I am not condemning anyone who has had an abortion. I have close friends and family members who have had them. I have seen first hand the devastating effects this has on women. I am just inviting you to contemplate for one moment how things could be better. I am suggesting that instead of preaching our ‘right’ for this and that, let us examine the bigger picture.

Let us assume, for one moment in the presumably archaic belief that women should abstain from sex until they are married. This concept is completely opposed to what our culture encourages. Sex is everything and everywhere in American culture. Children are allowed less and less time to be children.

For God sakes, Abercrombie and Fitch as well as Victoria's Secret both have a line of thongs that are for children between 5-8 years of age. Newsstands are overflowing with magazines that announce 50 new sexual positions to get a man to love you and stay with you. I can no longer listen to the radio or watch TV without seeing some sexed up ad, or listening to a man on the radio preach about the dangers of marriage, and how women are only “sperm depositories, and good for sex alone”. (To those of you who live in Orange County, you know who I am talking about).

But is it worth it? As popular culture become more and more self-centered, we embrace our selfishness as a ‘right’. This is so very sad. We have a right to sleep around. We have a right to ‘try out’ our boyfriend or girlfriend and decide if they will satisfy us after we are married. It is my opinion that marriage was intended to protect women and children. And believe it or not, there was a time in history when men were taught to want to protect women and children.

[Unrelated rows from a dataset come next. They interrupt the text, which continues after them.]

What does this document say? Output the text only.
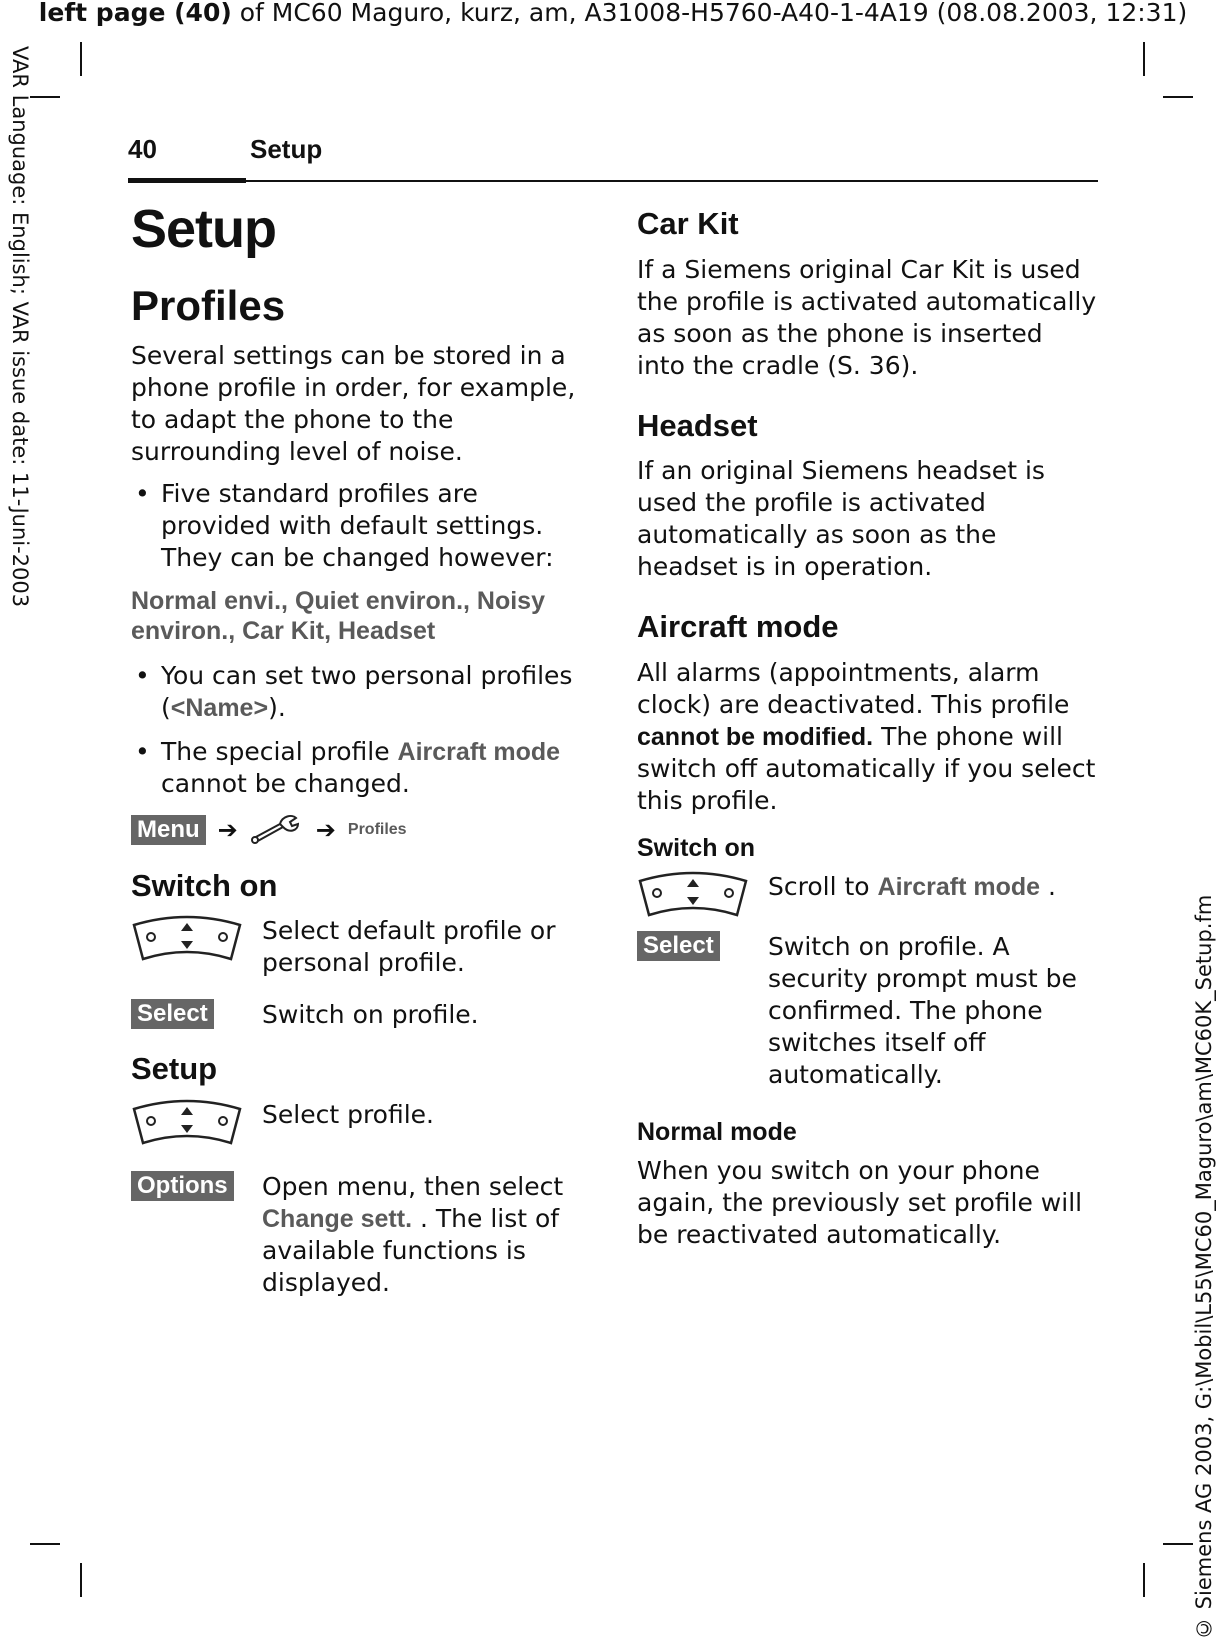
left page (40) of MC60 Maguro, kurz, am, A31008-H5760-A40-1-4A19 (08.08.2003, 12:31)
VAR Language: English; VAR issue date: 11-Juni-2003
© Siemens AG 2003, G:\Mobil\L55\MC60_Maguro\am\MC60K_Setup.fm
40	Setup
Setup
Profiles

Several settings can be stored in a phone profile in order, for example, to adapt the phone to the surrounding level of noise.

• Five standard profiles are provided with default settings. They can be changed however:
Normal envi., Quiet environ., Noisy environ., Car Kit, Headset
• You can set two personal profiles (<Name>).
• The special profile Aircraft mode cannot be changed.
Menu ➔	➔ Profiles
Switch on
Select default profile or personal profile.
Select	Switch on profile.
Setup
Select profile.
Options	Open menu, then select Change sett. . The list of available functions is displayed.
Car Kit

If a Siemens original Car Kit is used the profile is activated automatically as soon as the phone is inserted into the cradle (S. 36).

Headset

If an original Siemens headset is used the profile is activated automatically as soon as the headset is in operation.

Aircraft mode

All alarms (appointments, alarm clock) are deactivated. This profile cannot be modified. The phone will switch off automatically if you select this profile.

Switch on
Scroll to Aircraft mode .
Select	Switch on profile. A security prompt must be confirmed. The phone switches itself off automatically.
Normal mode

When you switch on your phone again, the previously set profile will be reactivated automatically.
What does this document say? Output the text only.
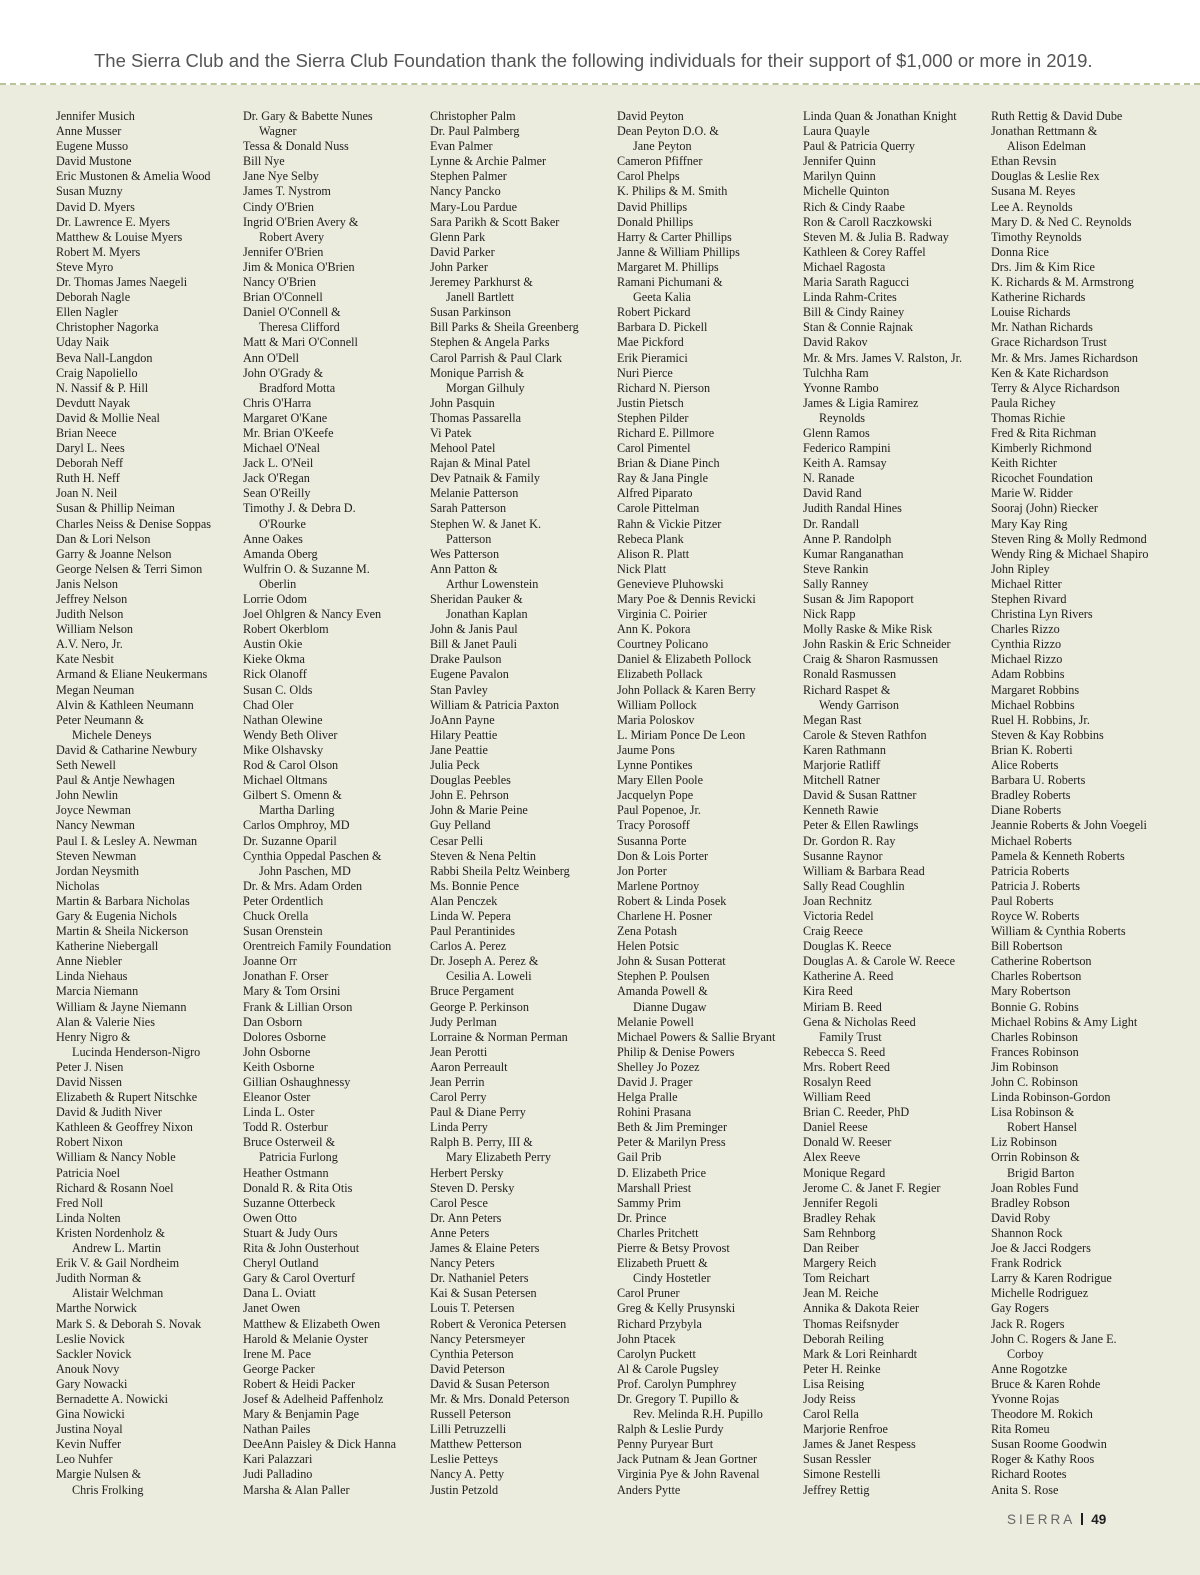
The Sierra Club and the Sierra Club Foundation thank the following individuals for their support of $1,000 or more in 2019.
Jennifer Musich
Anne Musser
Eugene Musso
David Mustone
Eric Mustonen & Amelia Wood
Susan Muzny
David D. Myers
Dr. Lawrence E. Myers
Matthew & Louise Myers
Robert M. Myers
Steve Myro
Dr. Thomas James Naegeli
Deborah Nagle
Ellen Nagler
Christopher Nagorka
Uday Naik
Beva Nall-Langdon
Craig Napoliello
N. Nassif & P. Hill
Devdutt Nayak
David & Mollie Neal
Brian Neece
Daryl L. Nees
Deborah Neff
Ruth H. Neff
Joan N. Neil
Susan & Phillip Neiman
Charles Neiss & Denise Soppas
Dan & Lori Nelson
Garry & Joanne Nelson
George Nelsen & Terri Simon
Janis Nelson
Jeffrey Nelson
Judith Nelson
William Nelson
A.V. Nero, Jr.
Kate Nesbit
Armand & Eliane Neukermans
Megan Neuman
Alvin & Kathleen Neumann
Peter Neumann &
Michele Deneys
David & Catharine Newbury
Seth Newell
Paul & Antje Newhagen
John Newlin
Joyce Newman
Nancy Newman
Paul I. & Lesley A. Newman
Steven Newman
Jordan Neysmith
Nicholas
Martin & Barbara Nicholas
Gary & Eugenia Nichols
Martin & Sheila Nickerson
Katherine Niebergall
Anne Niebler
Linda Niehaus
Marcia Niemann
William & Jayne Niemann
Alan & Valerie Nies
Henry Nigro &
Lucinda Henderson-Nigro
Peter J. Nisen
David Nissen
Elizabeth & Rupert Nitschke
David & Judith Niver
Kathleen & Geoffrey Nixon
Robert Nixon
William & Nancy Noble
Patricia Noel
Richard & Rosann Noel
Fred Noll
Linda Nolten
Kristen Nordenholz &
Andrew L. Martin
Erik V. & Gail Nordheim
Judith Norman &
Alistair Welchman
Marthe Norwick
Mark S. & Deborah S. Novak
Leslie Novick
Sackler Novick
Anouk Novy
Gary Nowacki
Bernadette A. Nowicki
Gina Nowicki
Justina Noyal
Kevin Nuffer
Leo Nuhfer
Margie Nulsen &
Chris Frolking
Dr. Gary & Babette Nunes
Wagner
Tessa & Donald Nuss
Bill Nye
Jane Nye Selby
James T. Nystrom
Cindy O'Brien
Ingrid O'Brien Avery &
Robert Avery
Jennifer O'Brien
Jim & Monica O'Brien
Nancy O'Brien
Brian O'Connell
Daniel O'Connell &
Theresa Clifford
Matt & Mari O'Connell
Ann O'Dell
John O'Grady &
Bradford Motta
Chris O'Harra
Margaret O'Kane
Mr. Brian O'Keefe
Michael O'Neal
Jack L. O'Neil
Jack O'Regan
Sean O'Reilly
Timothy J. & Debra D.
O'Rourke
Anne Oakes
Amanda Oberg
Wulfrin O. & Suzanne M.
Oberlin
Lorrie Odom
Joel Ohlgren & Nancy Even
Robert Okerblom
Austin Okie
Kieke Okma
Rick Olanoff
Susan C. Olds
Chad Oler
Nathan Olewine
Wendy Beth Oliver
Mike Olshavsky
Rod & Carol Olson
Michael Oltmans
Gilbert S. Omenn &
Martha Darling
Carlos Omphroy, MD
Dr. Suzanne Oparil
Cynthia Oppedal Paschen &
John Paschen, MD
Dr. & Mrs. Adam Orden
Peter Ordentlich
Chuck Orella
Susan Orenstein
Orentreich Family Foundation
Joanne Orr
Jonathan F. Orser
Mary & Tom Orsini
Frank & Lillian Orson
Dan Osborn
Dolores Osborne
John Osborne
Keith Osborne
Gillian Oshaughnessy
Eleanor Oster
Linda L. Oster
Todd R. Osterbur
Bruce Osterweil &
Patricia Furlong
Heather Ostmann
Donald R. & Rita Otis
Suzanne Otterbeck
Owen Otto
Stuart & Judy Ours
Rita & John Ousterhout
Cheryl Outland
Gary & Carol Overturf
Dana L. Oviatt
Janet Owen
Matthew & Elizabeth Owen
Harold & Melanie Oyster
Irene M. Pace
George Packer
Robert & Heidi Packer
Josef & Adelheid Paffenholz
Mary & Benjamin Page
Nathan Pailes
DeeAnn Paisley & Dick Hanna
Kari Palazzari
Judi Palladino
Marsha & Alan Paller
Christopher Palm
Dr. Paul Palmberg
Evan Palmer
Lynne & Archie Palmer
Stephen Palmer
Nancy Pancko
Mary-Lou Pardue
Sara Parikh & Scott Baker
Glenn Park
David Parker
John Parker
Jeremey Parkhurst &
Janell Bartlett
Susan Parkinson
Bill Parks & Sheila Greenberg
Stephen & Angela Parks
Carol Parrish & Paul Clark
Monique Parrish &
Morgan Gilhuly
John Pasquin
Thomas Passarella
Vi Patek
Mehool Patel
Rajan & Minal Patel
Dev Patnaik & Family
Melanie Patterson
Sarah Patterson
Stephen W. & Janet K.
Patterson
Wes Patterson
Ann Patton &
Arthur Lowenstein
Sheridan Pauker &
Jonathan Kaplan
John & Janis Paul
Bill & Janet Pauli
Drake Paulson
Eugene Pavalon
Stan Pavley
William & Patricia Paxton
JoAnn Payne
Hilary Peattie
Jane Peattie
Julia Peck
Douglas Peebles
John E. Pehrson
John & Marie Peine
Guy Pelland
Cesar Pelli
Steven & Nena Peltin
Rabbi Sheila Peltz Weinberg
Ms. Bonnie Pence
Alan Penczek
Linda W. Pepera
Paul Perantinides
Carlos A. Perez
Dr. Joseph A. Perez &
Cesilia A. Loweli
Bruce Pergament
George P. Perkinson
Judy Perlman
Lorraine & Norman Perman
Jean Perotti
Aaron Perreault
Jean Perrin
Carol Perry
Paul & Diane Perry
Linda Perry
Ralph B. Perry, III &
Mary Elizabeth Perry
Herbert Persky
Steven D. Persky
Carol Pesce
Dr. Ann Peters
Anne Peters
James & Elaine Peters
Nancy Peters
Dr. Nathaniel Peters
Kai & Susan Petersen
Louis T. Petersen
Robert & Veronica Petersen
Nancy Petersmeyer
Cynthia Peterson
David Peterson
David & Susan Peterson
Mr. & Mrs. Donald Peterson
Russell Peterson
Lilli Petruzzelli
Matthew Petterson
Leslie Petteys
Nancy A. Petty
Justin Petzold
David Peyton
Dean Peyton D.O. &
Jane Peyton
Cameron Pfiffner
Carol Phelps
K. Philips & M. Smith
David Phillips
Donald Phillips
Harry & Carter Phillips
Janne & William Phillips
Margaret M. Phillips
Ramani Pichumani &
Geeta Kalia
Robert Pickard
Barbara D. Pickell
Mae Pickford
Erik Pieramici
Nuri Pierce
Richard N. Pierson
Justin Pietsch
Stephen Pilder
Richard E. Pillmore
Carol Pimentel
Brian & Diane Pinch
Ray & Jana Pingle
Alfred Piparato
Carole Pittelman
Rahn & Vickie Pitzer
Rebeca Plank
Alison R. Platt
Nick Platt
Genevieve Pluhowski
Mary Poe & Dennis Revicki
Virginia C. Poirier
Ann K. Pokora
Courtney Policano
Daniel & Elizabeth Pollock
Elizabeth Pollack
John Pollack & Karen Berry
William Pollock
Maria Poloskov
L. Miriam Ponce De Leon
Jaume Pons
Lynne Pontikes
Mary Ellen Poole
Jacquelyn Pope
Paul Popenoe, Jr.
Tracy Porosoff
Susanna Porte
Don & Lois Porter
Jon Porter
Marlene Portnoy
Robert & Linda Posek
Charlene H. Posner
Zena Potash
Helen Potsic
John & Susan Potterat
Stephen P. Poulsen
Amanda Powell &
Dianne Dugaw
Melanie Powell
Michael Powers & Sallie Bryant
Philip & Denise Powers
Shelley Jo Pozez
David J. Prager
Helga Pralle
Rohini Prasana
Beth & Jim Preminger
Peter & Marilyn Press
Gail Prib
D. Elizabeth Price
Marshall Priest
Sammy Prim
Dr. Prince
Charles Pritchett
Pierre & Betsy Provost
Elizabeth Pruett &
Cindy Hostetler
Carol Pruner
Greg & Kelly Prusynski
Richard Przybyla
John Ptacek
Carolyn Puckett
Al & Carole Pugsley
Prof. Carolyn Pumphrey
Dr. Gregory T. Pupillo &
Rev. Melinda R.H. Pupillo
Ralph & Leslie Purdy
Penny Puryear Burt
Jack Putnam & Jean Gortner
Virginia Pye & John Ravenal
Anders Pytte
Linda Quan & Jonathan Knight
Laura Quayle
Paul & Patricia Querry
Jennifer Quinn
Marilyn Quinn
Michelle Quinton
Rich & Cindy Raabe
Ron & Caroll Raczkowski
Steven M. & Julia B. Radway
Kathleen & Corey Raffel
Michael Ragosta
Maria Sarath Ragucci
Linda Rahm-Crites
Bill & Cindy Rainey
Stan & Connie Rajnak
David Rakov
Mr. & Mrs. James V. Ralston, Jr.
Tulchha Ram
Yvonne Rambo
James & Ligia Ramirez
Reynolds
Glenn Ramos
Federico Rampini
Keith A. Ramsay
N. Ranade
David Rand
Judith Randal Hines
Dr. Randall
Anne P. Randolph
Kumar Ranganathan
Steve Rankin
Sally Ranney
Susan & Jim Rapoport
Nick Rapp
Molly Raske & Mike Risk
John Raskin & Eric Schneider
Craig & Sharon Rasmussen
Ronald Rasmussen
Richard Raspet &
Wendy Garrison
Megan Rast
Carole & Steven Rathfon
Karen Rathmann
Marjorie Ratliff
Mitchell Ratner
David & Susan Rattner
Kenneth Rawie
Peter & Ellen Rawlings
Dr. Gordon R. Ray
Susanne Raynor
William & Barbara Read
Sally Read Coughlin
Joan Rechnitz
Victoria Redel
Craig Reece
Douglas K. Reece
Douglas A. & Carole W. Reece
Katherine A. Reed
Kira Reed
Miriam B. Reed
Gena & Nicholas Reed
Family Trust
Rebecca S. Reed
Mrs. Robert Reed
Rosalyn Reed
William Reed
Brian C. Reeder, PhD
Daniel Reese
Donald W. Reeser
Alex Reeve
Monique Regard
Jerome C. & Janet F. Regier
Jennifer Regoli
Bradley Rehak
Sam Rehnborg
Dan Reiber
Margery Reich
Tom Reichart
Jean M. Reiche
Annika & Dakota Reier
Thomas Reifsnyder
Deborah Reiling
Mark & Lori Reinhardt
Peter H. Reinke
Lisa Reising
Jody Reiss
Carol Rella
Marjorie Renfroe
James & Janet Respess
Susan Ressler
Simone Restelli
Jeffrey Rettig
Ruth Rettig & David Dube
Jonathan Rettmann &
Alison Edelman
Ethan Revsin
Douglas & Leslie Rex
Susana M. Reyes
Lee A. Reynolds
Mary D. & Ned C. Reynolds
Timothy Reynolds
Donna Rice
Drs. Jim & Kim Rice
K. Richards & M. Armstrong
Katherine Richards
Louise Richards
Mr. Nathan Richards
Grace Richardson Trust
Mr. & Mrs. James Richardson
Ken & Kate Richardson
Terry & Alyce Richardson
Paula Richey
Thomas Richie
Fred & Rita Richman
Kimberly Richmond
Keith Richter
Ricochet Foundation
Marie W. Ridder
Sooraj (John) Riecker
Mary Kay Ring
Steven Ring & Molly Redmond
Wendy Ring & Michael Shapiro
John Ripley
Michael Ritter
Stephen Rivard
Christina Lyn Rivers
Charles Rizzo
Cynthia Rizzo
Michael Rizzo
Adam Robbins
Margaret Robbins
Michael Robbins
Ruel H. Robbins, Jr.
Steven & Kay Robbins
Brian K. Roberti
Alice Roberts
Barbara U. Roberts
Bradley Roberts
Diane Roberts
Jeannie Roberts & John Voegeli
Michael Roberts
Pamela & Kenneth Roberts
Patricia Roberts
Patricia J. Roberts
Paul Roberts
Royce W. Roberts
William & Cynthia Roberts
Bill Robertson
Catherine Robertson
Charles Robertson
Mary Robertson
Bonnie G. Robins
Michael Robins & Amy Light
Charles Robinson
Frances Robinson
Jim Robinson
John C. Robinson
Linda Robinson-Gordon
Lisa Robinson &
Robert Hansel
Liz Robinson
Orrin Robinson &
Brigid Barton
Joan Robles Fund
Bradley Robson
David Roby
Shannon Rock
Joe & Jacci Rodgers
Frank Rodrick
Larry & Karen Rodrigue
Michelle Rodriguez
Gay Rogers
Jack R. Rogers
John C. Rogers & Jane E.
Corboy
Anne Rogotzke
Bruce & Karen Rohde
Yvonne Rojas
Theodore M. Rokich
Rita Romeu
Susan Roome Goodwin
Roger & Kathy Roos
Richard Rootes
Anita S. Rose
SIERRA 49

Many of you will email me saying that I am repressive and backward and need to get with 2006. Iranians are very passionate about their liberal rights. For Iranian women, I have found this to be most true. As I addressed in a previous article, the preservation of their rights and presumed “independence” is ferociously defended because of a history of true oppression from political Islam in Iran. This is justifiable.

I am not suggesting that we abandon our independence. This is an invitation to at least acknowledge that when sex happens within the safe confines of marriage, and with the understanding that we were created for family and life giving, we can be less consumed with preserving the autonomous rights we have over our womb, and more concerned with how we can better the lives of our children and our children’s children.